The human microbiome is a very recent research topic that has become a major area of interest in the last few years. We are not yet able to predict the outcome based on a specific human’s set of gut microbes and companies based on this premise are likely overreaching on their ability to do this. We can compare normal to diseased patients and find differences in the gut
microbiome, but we have yet to understand if this change causes disease or is a result of it. It is clear that there are significant differences between individuals and this may be related to genetic differences in the human population as well as differences in diet.

The most recent research concerns fecal transplants technology where feces is transferred from a healthy organism to a diseased to introduce the normal gut microbiome. This has been reported to work very well in animals to treat for example inflammatory bowel disease (IBD) and obesity, but recent clinical studies for fecal transplant in humans cannot observe any of these effects. In conclusion, we know that gut microbiota is essential for human health, but we do not yet understand how.
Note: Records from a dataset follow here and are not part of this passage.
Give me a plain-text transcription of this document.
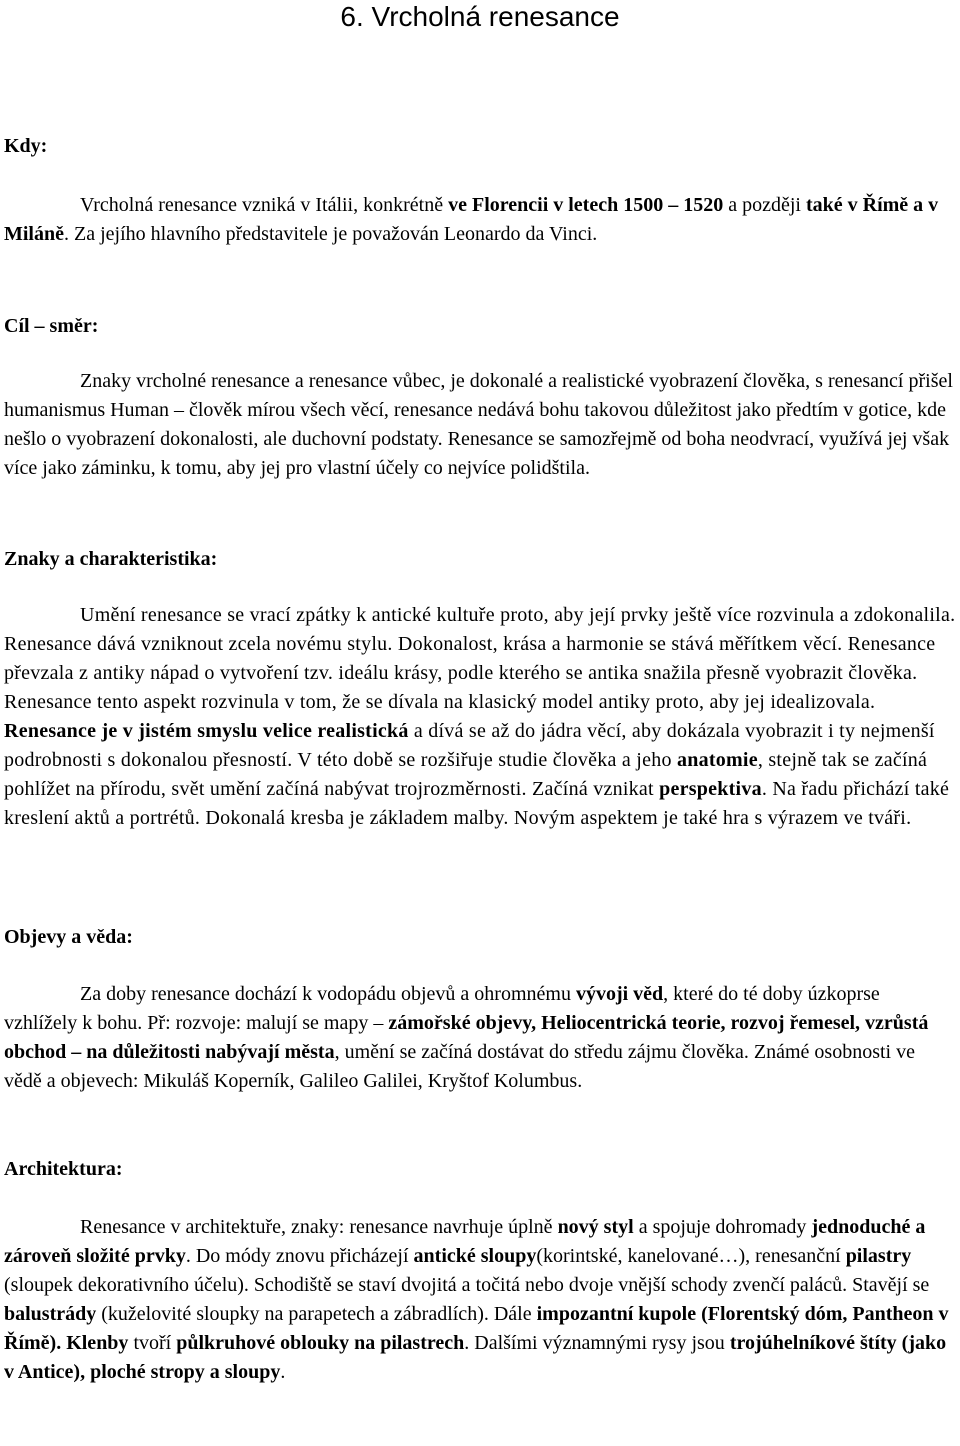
6. Vrcholná renesance
Kdy:

Vrcholná renesance vzniká v Itálii, konkrétně ve Florencii v letech 1500 – 1520 a později také v Římě a v Miláně. Za jejího hlavního představitele je považován Leonardo da Vinci.

Cíl – směr:

Znaky vrcholné renesance a renesance vůbec, je dokonalé a realistické vyobrazení člověka, s renesancí přišel humanismus Human – člověk mírou všech věcí, renesance nedává bohu takovou důležitost jako předtím v gotice, kde nešlo o vyobrazení dokonalosti, ale duchovní podstaty. Renesance se samozřejmě od boha neodvrací, využívá jej však více jako záminku, k tomu, aby jej pro vlastní účely co nejvíce polidštila.

Znaky a charakteristika:

Umění renesance se vrací zpátky k antické kultuře proto, aby její prvky ještě více rozvinula a zdokonalila. Renesance dává vzniknout zcela novému stylu. Dokonalost, krása a harmonie se stává měřítkem věcí. Renesance převzala z antiky nápad o vytvoření tzv. ideálu krásy, podle kterého se antika snažila přesně vyobrazit člověka. Renesance tento aspekt rozvinula v tom, že se dívala na klasický model antiky proto, aby jej idealizovala. Renesance je v jistém smyslu velice realistická a dívá se až do jádra věcí, aby dokázala vyobrazit i ty nejmenší podrobnosti s dokonalou přesností. V této době se rozšiřuje studie člověka a jeho anatomie, stejně tak se začíná pohlížet na přírodu, svět umění začíná nabývat trojrozměrnosti. Začíná vznikat perspektiva. Na řadu přichází také kreslení aktů a portrétů. Dokonalá kresba je základem malby. Novým aspektem je také hra s výrazem ve tváři.

Objevy a věda:

Za doby renesance dochází k vodopádu objevů a ohromnému vývoji věd, které do té doby úzkoprse vzhlížely k bohu. Př: rozvoje: malují se mapy – zámořské objevy, Heliocentrická teorie, rozvoj řemesel, vzrůstá obchod – na důležitosti nabývají města, umění se začíná dostávat do středu zájmu člověka. Známé osobnosti ve vědě a objevech: Mikuláš Koperník, Galileo Galilei, Kryštof Kolumbus.

Architektura:

Renesance v architektuře, znaky: renesance navrhuje úplně nový styl a spojuje dohromady jednoduché a zároveň složité prvky. Do módy znovu přicházejí antické sloupy(korintské, kanelované…), renesanční pilastry (sloupek dekorativního účelu). Schodiště se staví dvojitá a točitá nebo dvoje vnější schody zvenčí paláců. Stavějí se balustrády (kuželovité sloupky na parapetech a zábradlích). Dále impozantní kupole (Florentský dóm, Pantheon v Římě). Klenby tvoří půlkruhové oblouky na pilastrech. Dalšími významnými rysy jsou trojúhelníkové štíty (jako v Antice), ploché stropy a sloupy.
However, it is very clear that diet does change the composition of the microbes in your gut and that this can be very important. A varied diet compromising of all macronutrients are beneficial to maintain this balance. If you have taken antibiotics it could take up to 40 days for your normal microbiome to return, and in these cases, it can be very helpful to reintroduce healthy live bacteria that we can find in certain foods that we refer to as probiotic (Watch Toni’s video on this).

In summary, what you eat and when can have a very significant impact on your microbiome and health. You should consider this if you have stomach problems, in particular, if you changed your diet habits or are taking antibiotics.